Hello everyone, how's your week going?

Today, the first thing I want to tell you is that we now have soft traditional persimmons available, the ones that melt in your mouth. Make sure to place your order, because we will only be sending orders today and next Monday. Due to the Christmas holidays, we will do our best to ensure your orders arrive on time, despite the high traffic during these dates.

Now, with a slightly heavy heart, I want to tell you why the persimmon, that autumn aristocrat we care for so much, is becoming increasingly difficult to grow. It's no secret in the region. Every year there are fewer fields. This year I've also seen more fields being uprooted. And when you see the roots in the sun, you get a knot in your stomach.

The first blow comes in winter. Pruning a persimmon isn't just cutting a few twigs and going home. It's almost a surgery. You have to open up the tree, distribute light, remove misplaced wood, and prepare the branches that will bear the weight. It's specialized labor and many hours. A good pruner doesn't just cut, they sculpt. And that costs money.

Then come the year-round care. Between inspections, thinning fruit, tying branches, monitoring pests, and a thousand tender touches, the persimmon requires 8 or 10 easy interventions each season. I'm not talking about miracles; I'm talking about work. You walk the field again and again, take notes, and go back. If you're not on top of it, the persimmon goes wild.

And even so, it's a very delicate crop. Whiteflies, thrips, and mites are persistent. If humidity and rain come at the wrong times, problems appear that mark the skin. For the table, that's no longer useful. Many fruits are left on the tree or on the ground due to size or aesthetic defects, even if they are perfect inside. That's how it is. The persimmon is a diva. It wants sun, shelter, and to have its hair untouched.

Add to this what you don't see.
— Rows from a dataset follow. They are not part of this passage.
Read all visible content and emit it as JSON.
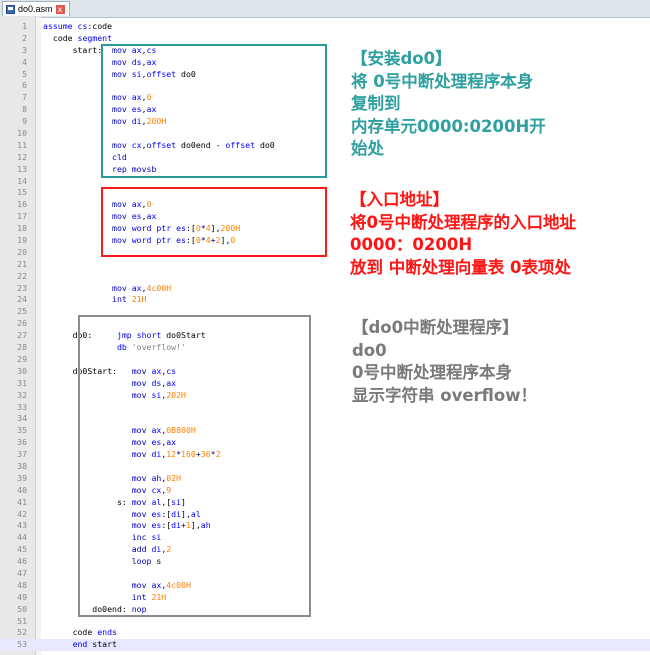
{
  "tab": {
    "filename": "do0.asm",
    "close_glyph": "x"
  },
  "code_lines": [
    [
      [
        "assume ",
        "kw"
      ],
      [
        "cs",
        "reg"
      ],
      [
        ":code",
        "plain"
      ]
    ],
    [
      [
        "  code ",
        "plain"
      ],
      [
        "segment",
        "kw"
      ]
    ],
    [
      [
        "      start:  ",
        "lab"
      ],
      [
        "mov ",
        "ins"
      ],
      [
        "ax",
        "reg"
      ],
      [
        ",",
        "plain"
      ],
      [
        "cs",
        "reg"
      ]
    ],
    [
      [
        "              ",
        "plain"
      ],
      [
        "mov ",
        "ins"
      ],
      [
        "ds",
        "reg"
      ],
      [
        ",",
        "plain"
      ],
      [
        "ax",
        "reg"
      ]
    ],
    [
      [
        "              ",
        "plain"
      ],
      [
        "mov ",
        "ins"
      ],
      [
        "si",
        "reg"
      ],
      [
        ",",
        "plain"
      ],
      [
        "offset ",
        "kw"
      ],
      [
        "do0",
        "plain"
      ]
    ],
    [],
    [
      [
        "              ",
        "plain"
      ],
      [
        "mov ",
        "ins"
      ],
      [
        "ax",
        "reg"
      ],
      [
        ",",
        "plain"
      ],
      [
        "0",
        "num"
      ]
    ],
    [
      [
        "              ",
        "plain"
      ],
      [
        "mov ",
        "ins"
      ],
      [
        "es",
        "reg"
      ],
      [
        ",",
        "plain"
      ],
      [
        "ax",
        "reg"
      ]
    ],
    [
      [
        "              ",
        "plain"
      ],
      [
        "mov ",
        "ins"
      ],
      [
        "di",
        "reg"
      ],
      [
        ",",
        "plain"
      ],
      [
        "200H",
        "num"
      ]
    ],
    [],
    [
      [
        "              ",
        "plain"
      ],
      [
        "mov ",
        "ins"
      ],
      [
        "cx",
        "reg"
      ],
      [
        ",",
        "plain"
      ],
      [
        "offset ",
        "kw"
      ],
      [
        "do0end ",
        "plain"
      ],
      [
        "- ",
        "op"
      ],
      [
        "offset ",
        "kw"
      ],
      [
        "do0",
        "plain"
      ]
    ],
    [
      [
        "              ",
        "plain"
      ],
      [
        "cld",
        "ins"
      ]
    ],
    [
      [
        "              ",
        "plain"
      ],
      [
        "rep movsb",
        "ins"
      ]
    ],
    [],
    [],
    [
      [
        "              ",
        "plain"
      ],
      [
        "mov ",
        "ins"
      ],
      [
        "ax",
        "reg"
      ],
      [
        ",",
        "plain"
      ],
      [
        "0",
        "num"
      ]
    ],
    [
      [
        "              ",
        "plain"
      ],
      [
        "mov ",
        "ins"
      ],
      [
        "es",
        "reg"
      ],
      [
        ",",
        "plain"
      ],
      [
        "ax",
        "reg"
      ]
    ],
    [
      [
        "              ",
        "plain"
      ],
      [
        "mov ",
        "ins"
      ],
      [
        "word ptr ",
        "kw"
      ],
      [
        "es",
        "reg"
      ],
      [
        ":[",
        "plain"
      ],
      [
        "0",
        "num"
      ],
      [
        "*",
        "op"
      ],
      [
        "4",
        "num"
      ],
      [
        "],",
        "plain"
      ],
      [
        "200H",
        "num"
      ]
    ],
    [
      [
        "              ",
        "plain"
      ],
      [
        "mov ",
        "ins"
      ],
      [
        "word ptr ",
        "kw"
      ],
      [
        "es",
        "reg"
      ],
      [
        ":[",
        "plain"
      ],
      [
        "0",
        "num"
      ],
      [
        "*",
        "op"
      ],
      [
        "4",
        "num"
      ],
      [
        "+",
        "op"
      ],
      [
        "2",
        "num"
      ],
      [
        "],",
        "plain"
      ],
      [
        "0",
        "num"
      ]
    ],
    [],
    [],
    [],
    [
      [
        "              ",
        "plain"
      ],
      [
        "mov ",
        "ins"
      ],
      [
        "ax",
        "reg"
      ],
      [
        ",",
        "plain"
      ],
      [
        "4c00H",
        "num"
      ]
    ],
    [
      [
        "              ",
        "plain"
      ],
      [
        "int ",
        "ins"
      ],
      [
        "21H",
        "num"
      ]
    ],
    [],
    [],
    [
      [
        "      do0:     ",
        "lab"
      ],
      [
        "jmp ",
        "ins"
      ],
      [
        "short ",
        "kw"
      ],
      [
        "do0Start",
        "plain"
      ]
    ],
    [
      [
        "               ",
        "plain"
      ],
      [
        "db ",
        "kw"
      ],
      [
        "'overflow!'",
        "str"
      ]
    ],
    [],
    [
      [
        "      do0Start:   ",
        "lab"
      ],
      [
        "mov ",
        "ins"
      ],
      [
        "ax",
        "reg"
      ],
      [
        ",",
        "plain"
      ],
      [
        "cs",
        "reg"
      ]
    ],
    [
      [
        "                  ",
        "plain"
      ],
      [
        "mov ",
        "ins"
      ],
      [
        "ds",
        "reg"
      ],
      [
        ",",
        "plain"
      ],
      [
        "ax",
        "reg"
      ]
    ],
    [
      [
        "                  ",
        "plain"
      ],
      [
        "mov ",
        "ins"
      ],
      [
        "si",
        "reg"
      ],
      [
        ",",
        "plain"
      ],
      [
        "202H",
        "num"
      ]
    ],
    [],
    [],
    [
      [
        "                  ",
        "plain"
      ],
      [
        "mov ",
        "ins"
      ],
      [
        "ax",
        "reg"
      ],
      [
        ",",
        "plain"
      ],
      [
        "0B800H",
        "num"
      ]
    ],
    [
      [
        "                  ",
        "plain"
      ],
      [
        "mov ",
        "ins"
      ],
      [
        "es",
        "reg"
      ],
      [
        ",",
        "plain"
      ],
      [
        "ax",
        "reg"
      ]
    ],
    [
      [
        "                  ",
        "plain"
      ],
      [
        "mov ",
        "ins"
      ],
      [
        "di",
        "reg"
      ],
      [
        ",",
        "plain"
      ],
      [
        "12",
        "num"
      ],
      [
        "*",
        "op"
      ],
      [
        "160",
        "num"
      ],
      [
        "+",
        "op"
      ],
      [
        "36",
        "num"
      ],
      [
        "*",
        "op"
      ],
      [
        "2",
        "num"
      ]
    ],
    [],
    [
      [
        "                  ",
        "plain"
      ],
      [
        "mov ",
        "ins"
      ],
      [
        "ah",
        "reg"
      ],
      [
        ",",
        "plain"
      ],
      [
        "02H",
        "num"
      ]
    ],
    [
      [
        "                  ",
        "plain"
      ],
      [
        "mov ",
        "ins"
      ],
      [
        "cx",
        "reg"
      ],
      [
        ",",
        "plain"
      ],
      [
        "9",
        "num"
      ]
    ],
    [
      [
        "               s: ",
        "lab"
      ],
      [
        "mov ",
        "ins"
      ],
      [
        "al",
        "reg"
      ],
      [
        ",[",
        "plain"
      ],
      [
        "si",
        "reg"
      ],
      [
        "]",
        "plain"
      ]
    ],
    [
      [
        "                  ",
        "plain"
      ],
      [
        "mov ",
        "ins"
      ],
      [
        "es",
        "reg"
      ],
      [
        ":[",
        "plain"
      ],
      [
        "di",
        "reg"
      ],
      [
        "],",
        "plain"
      ],
      [
        "al",
        "reg"
      ]
    ],
    [
      [
        "                  ",
        "plain"
      ],
      [
        "mov ",
        "ins"
      ],
      [
        "es",
        "reg"
      ],
      [
        ":[",
        "plain"
      ],
      [
        "di",
        "reg"
      ],
      [
        "+",
        "op"
      ],
      [
        "1",
        "num"
      ],
      [
        "],",
        "plain"
      ],
      [
        "ah",
        "reg"
      ]
    ],
    [
      [
        "                  ",
        "plain"
      ],
      [
        "inc ",
        "ins"
      ],
      [
        "si",
        "reg"
      ]
    ],
    [
      [
        "                  ",
        "plain"
      ],
      [
        "add ",
        "ins"
      ],
      [
        "di",
        "reg"
      ],
      [
        ",",
        "plain"
      ],
      [
        "2",
        "num"
      ]
    ],
    [
      [
        "                  ",
        "plain"
      ],
      [
        "loop ",
        "ins"
      ],
      [
        "s",
        "plain"
      ]
    ],
    [],
    [
      [
        "                  ",
        "plain"
      ],
      [
        "mov ",
        "ins"
      ],
      [
        "ax",
        "reg"
      ],
      [
        ",",
        "plain"
      ],
      [
        "4c00H",
        "num"
      ]
    ],
    [
      [
        "                  ",
        "plain"
      ],
      [
        "int ",
        "ins"
      ],
      [
        "21H",
        "num"
      ]
    ],
    [
      [
        "          do0end: ",
        "lab"
      ],
      [
        "nop",
        "ins"
      ]
    ],
    [],
    [
      [
        "      code ",
        "plain"
      ],
      [
        "ends",
        "kw"
      ]
    ],
    [
      [
        "      end ",
        "kw"
      ],
      [
        "start",
        "plain"
      ]
    ]
  ],
  "current_line": 53,
  "notes": {
    "install": [
      "【安装do0】",
      "将 0号中断处理程序本身",
      "复制到",
      "内存单元0000:0200H开",
      "始处"
    ],
    "entry": [
      "【入口地址】",
      "将0号中断处理程序的入口地址",
      "0000：0200H",
      "放到 中断处理向量表 0表项处"
    ],
    "do0": [
      "【do0中断处理程序】",
      "do0",
      "0号中断处理程序本身",
      "显示字符串 overflow！"
    ]
  },
  "colors": {
    "install": "#2fa0a0",
    "entry": "#ff1414",
    "do0": "#7a7a7a"
  }
}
The water that never fails, the irrigation that must be maintained, the diesel for coming and going, the boxes, the cold energy when it's needed, the time for manual selection. And market prices that rise and fall like a Ferris wheel.

You invest all year and then depend on one silly week to make or break the numbers. That's why I say persimmons are now for very specialized farmers. Between the very costly pruning and the year-round care, profitability is at risk.

Understand this. The persimmon has a long cycle. You don't plant today and harvest tomorrow. You invest money and patience for years until the tree performs. If at that point the numbers don't add up, the decision to uproot is not a whim. It's painful, but real. Faced with this situation, quite a few hectares disappear every year. And the landscape changes. And with it, trades, knowledge, and bird nests that took refuge in those planting frames disappear.

What are we doing to resist? Playing to our strengths. Craftsmanship and brains. Every morning we check orders and only harvest what has been ordered. Truly harvest on demand.

That prevents losses, prevents fruit from waiting in cold storage and allows us to pay a fair price to the colleagues who grow with us throughout Spain. We select directly from the tree, load it, and your box leaves with freshly cut fruit. It's the only way we see to defend the persimmon without betraying who we are.

We also rely on age-old tasks. Thinning so branches don't break. Tying with rope to guide the shape and prevent the weight from bringing down the tree. Walking the field often to detect problems early. It seems simple, but it's the difference between succeeding or falling short. If the persimmon could talk, it would tell you that with one or two extra timely touches, a tremendous headache later on is avoided.

I know that sometimes someone looks at the price and thinks we've gone overboard. I wish you could see everything that goes into each piece that reaches your table. That persimmon may have passed through three hands before entering your box.

We may have removed two neighboring branches so that it could grow well. We may have protected it from the wind by tying it and chosen it from many. That care is noticeable when you eat it and keeps the trade alive.

If you'll allow me a wish. When you buy fruit, no matter where you buy it, think about who is on the other side. If you can, support direct purchase. And if it's with us, even better, of course, because that way we all help sustain these fields that resist disappearing and defend fair prices for those who work the land. Here we continue harvesting as our grandparents did. Without haste, without shortcuts, with respect for the tree and for your table.

Thank you for reading to the end and for being here. If you're curious about anything regarding persimmons, let me know. I love it when you write to me and ask me to explain things about farming. I try to make us learn together and with a smile. The day you see me talking to the persimmon, don't be alarmed. It's just that we're like family now.